While reading Mary Pipher's book about writing, I have been trying to consciously underline and comment on the sections that I find most useful/inspiring (I'm usually a pretty awful at this, but I'm working on it). I have to say that in general, I think she makes some insightful and true comments about writing; however, I am not entirely attached to this book. Overall, I sometimes find her distant or somewhat fake (or at least not as genuine as I expected), but I think when she looses herself in a thought and becomes grounded she can make some very good points.
One such point is made right in the introduction. I like how she says that in much earlier times, "The problems that arose often were not solvable. But they were nearby" (9). She goes on to talk about how there are people out there who want to make world problems as important and real as local issues, but they are unsure how. Her answer is to write. Write and create empathy. She says to share people's stories in order to bring out the human aspect of problems, thus bringing them into perspective. I agree with this idea completely, and it is one of my favorite aspects of writing.

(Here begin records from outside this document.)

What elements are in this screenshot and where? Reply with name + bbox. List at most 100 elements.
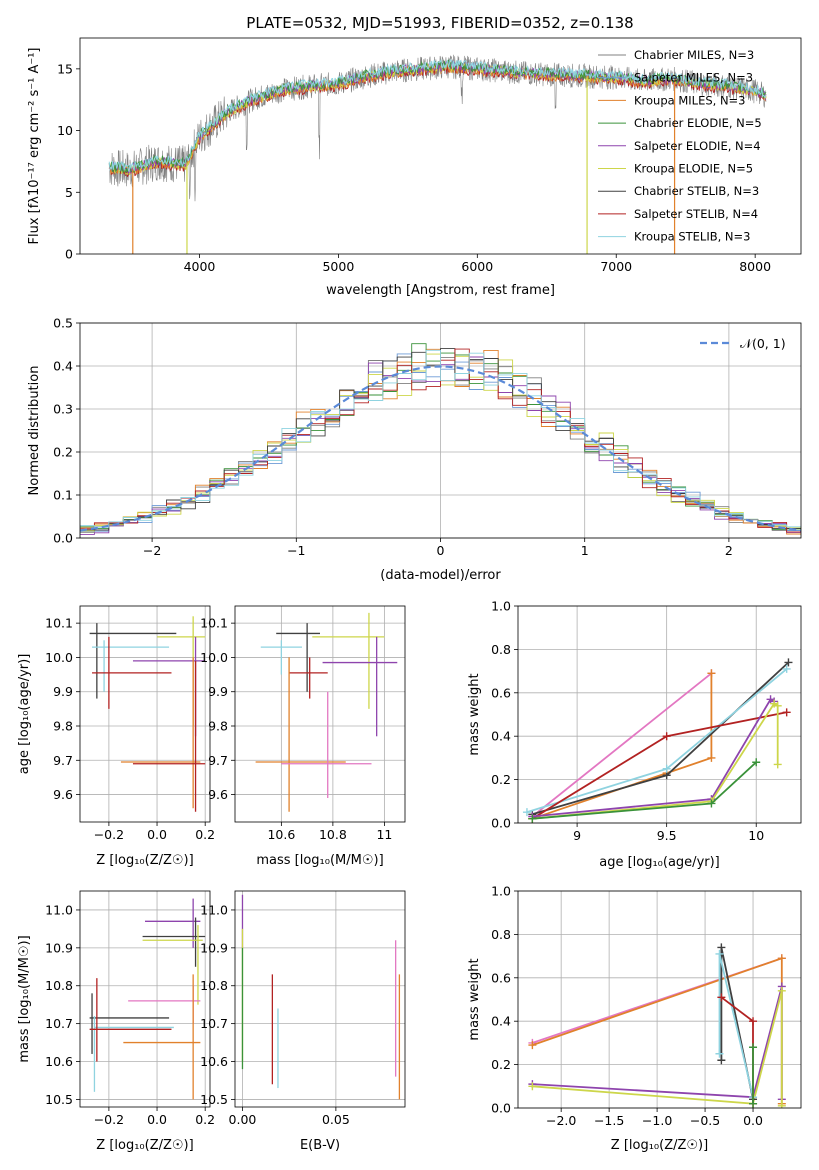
y-axis-label: mass weight [467, 958, 482, 1040]
weight-marker [528, 1041, 537, 1050]
x-tick-label: 8000 [739, 259, 771, 274]
y-tick-label: 5 [65, 185, 73, 200]
weight-marker [522, 808, 531, 817]
weight-line [532, 698, 775, 818]
y-tick-label: 0.1 [53, 488, 73, 503]
x-tick-label: 4000 [184, 259, 216, 274]
weight-marker [715, 949, 724, 958]
y-tick-label: 10.7 [200, 1016, 228, 1031]
x-axis-label: Z [log₁₀(Z/Z☉)] [96, 853, 193, 868]
weight_vs_Z-axes: −2.0 −1.5 −1.0 −0.5 0.0 0.0 0.2 0.4 0.6 0.8 1.0 Z [… [467, 884, 802, 1153]
weight-marker [528, 1082, 537, 1091]
x-axis-label: wavelength [Angstrom, rest frame] [326, 283, 555, 298]
y-tick-label: 9.8 [208, 719, 228, 734]
y-tick-label: 0.8 [491, 927, 511, 942]
gaussian-reference [80, 365, 801, 532]
x-tick-label: −1.0 [642, 1113, 672, 1128]
weight-marker [782, 664, 791, 673]
y-tick-label: 15 [57, 61, 73, 76]
x-tick-label: 9.5 [657, 828, 677, 843]
spectrum-axes: 4000 5000 6000 7000 8000 0 5 10 15 wavelength [An… [27, 37, 802, 298]
weight-marker [777, 954, 786, 963]
legend-label: Chabrier STELIB, N=3 [634, 184, 759, 198]
x-tick-label: 10.6 [267, 827, 295, 842]
y-tick-label: 0.6 [491, 970, 511, 985]
x-tick-label: 0.2 [195, 827, 215, 842]
y-tick-label: 10.7 [45, 1016, 73, 1031]
weight-line [531, 672, 712, 818]
y-tick-label: 10.5 [200, 1092, 228, 1107]
y-tick-label: 10.0 [200, 650, 228, 665]
y-tick-label: 0.8 [491, 642, 511, 657]
y-tick-label: 0.5 [53, 316, 73, 331]
weight-marker [528, 814, 537, 823]
y-tick-label: 0.4 [491, 729, 511, 744]
x-tick-label: 0.00 [229, 1112, 257, 1127]
axes-frame [517, 605, 802, 824]
weight-marker [717, 1056, 726, 1065]
x-tick-label: 0.0 [147, 827, 167, 842]
weight-marker [773, 760, 782, 769]
mass_vs_ebv-plot [241, 894, 401, 1100]
x-axis-label: E(B-V) [300, 1138, 340, 1153]
axes-frame [517, 890, 802, 1109]
y-tick-label: 11.0 [45, 902, 73, 917]
age_vs_mass-axes: 10.6 10.8 11 9.6 9.7 9.8 9.9 10.0 10.1 mass [log₁… [200, 605, 406, 868]
weight-line [532, 990, 783, 1106]
x-tick-label: −1 [287, 543, 305, 558]
y-axis-label: Normed distribution [27, 366, 42, 496]
y-tick-label: 1.0 [491, 599, 511, 614]
y-tick-label: 9.7 [208, 753, 228, 768]
weight-line [532, 661, 790, 816]
y-tick-label: 0.2 [53, 445, 73, 460]
legend-label: Salpeter MILES, N=3 [634, 71, 753, 85]
age_vs_mass-plot [255, 612, 398, 812]
y-tick-label: 9.6 [208, 787, 228, 802]
age_vs_Z-axes: −0.2 0.0 0.2 9.6 9.7 9.8 9.9 10.0 10.1 Z [log₁₀(Z… [17, 605, 215, 868]
x-tick-label: 6000 [461, 259, 493, 274]
y-axis-label: age [log₁₀(age/yr)] [17, 654, 32, 775]
legend-label: Salpeter ELODIE, N=4 [634, 139, 761, 153]
y-tick-label: 9.7 [53, 753, 73, 768]
age_vs_Z-plot [89, 616, 206, 812]
weight-line [532, 673, 713, 820]
axes-frame [234, 605, 406, 823]
axes-frame [79, 890, 211, 1108]
weight-marker [749, 1017, 758, 1026]
y-axis-label: Flux [fλ10⁻¹⁷ erg cm⁻² s⁻¹ A⁻¹] [27, 48, 42, 245]
x-tick-label: −0.5 [690, 1113, 720, 1128]
x-tick-label: −0.2 [94, 1112, 124, 1127]
legend-label: Kroupa MILES, N=3 [634, 93, 746, 107]
weight-marker [782, 708, 791, 717]
weight-marker [715, 1049, 724, 1058]
figure-title: PLATE=0532, MJD=51993, FIBERID=0352, z=0… [246, 14, 633, 32]
x-tick-label: 11 [376, 827, 392, 842]
y-tick-label: 0.2 [491, 1057, 511, 1072]
mass_vs_Z-plot [89, 898, 206, 1100]
x-axis-label: mass [log₁₀(M/M☉)] [256, 853, 383, 868]
y-tick-label: 0.2 [491, 772, 511, 787]
y-tick-label: 0.0 [491, 816, 511, 831]
y-tick-label: 1.0 [491, 884, 511, 899]
y-tick-label: 0 [65, 247, 73, 262]
x-tick-label: 5000 [322, 259, 354, 274]
weight-marker [662, 764, 671, 773]
x-axis-label: (data-model)/error [380, 568, 501, 583]
x-tick-label: 9 [573, 828, 581, 843]
x-tick-label: 0.05 [322, 1112, 350, 1127]
weight-marker [707, 669, 716, 678]
x-tick-label: 0.2 [195, 1112, 215, 1127]
legend-label: Chabrier ELODIE, N=5 [634, 116, 762, 130]
y-tick-label: 0.0 [491, 1101, 511, 1116]
y-tick-label: 10.8 [45, 978, 73, 993]
weight-line [720, 996, 754, 1104]
weight-marker [707, 799, 716, 808]
y-tick-label: 9.9 [208, 684, 228, 699]
weight_vs_Z-plot [528, 943, 786, 1108]
y-axis-label: mass weight [467, 673, 482, 755]
y-tick-label: 10.0 [45, 650, 73, 665]
x-tick-label: 2 [725, 543, 733, 558]
mass_vs_ebv-axes: 0.00 0.05 10.5 10.6 10.7 10.8 10.9 11.0 E(B-V) [200, 890, 406, 1153]
y-tick-label: 11.0 [200, 902, 228, 917]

Another one of my favorite points (and probably the last I will discuss because this is getting long) is the part of the book where she talks about how hard it is to start writing. I often find myself dreading writing, which I just assumed was some unnatural quark I alone possessed (one that makes me rethink my major at times). However, after reading Pipher's section about diving-in and her own fears when writing, I felt better. My favorite quote this far in the whole book is from Thomas Mann saying, "A writer is someone for whom writing is more difficult than for others." (76).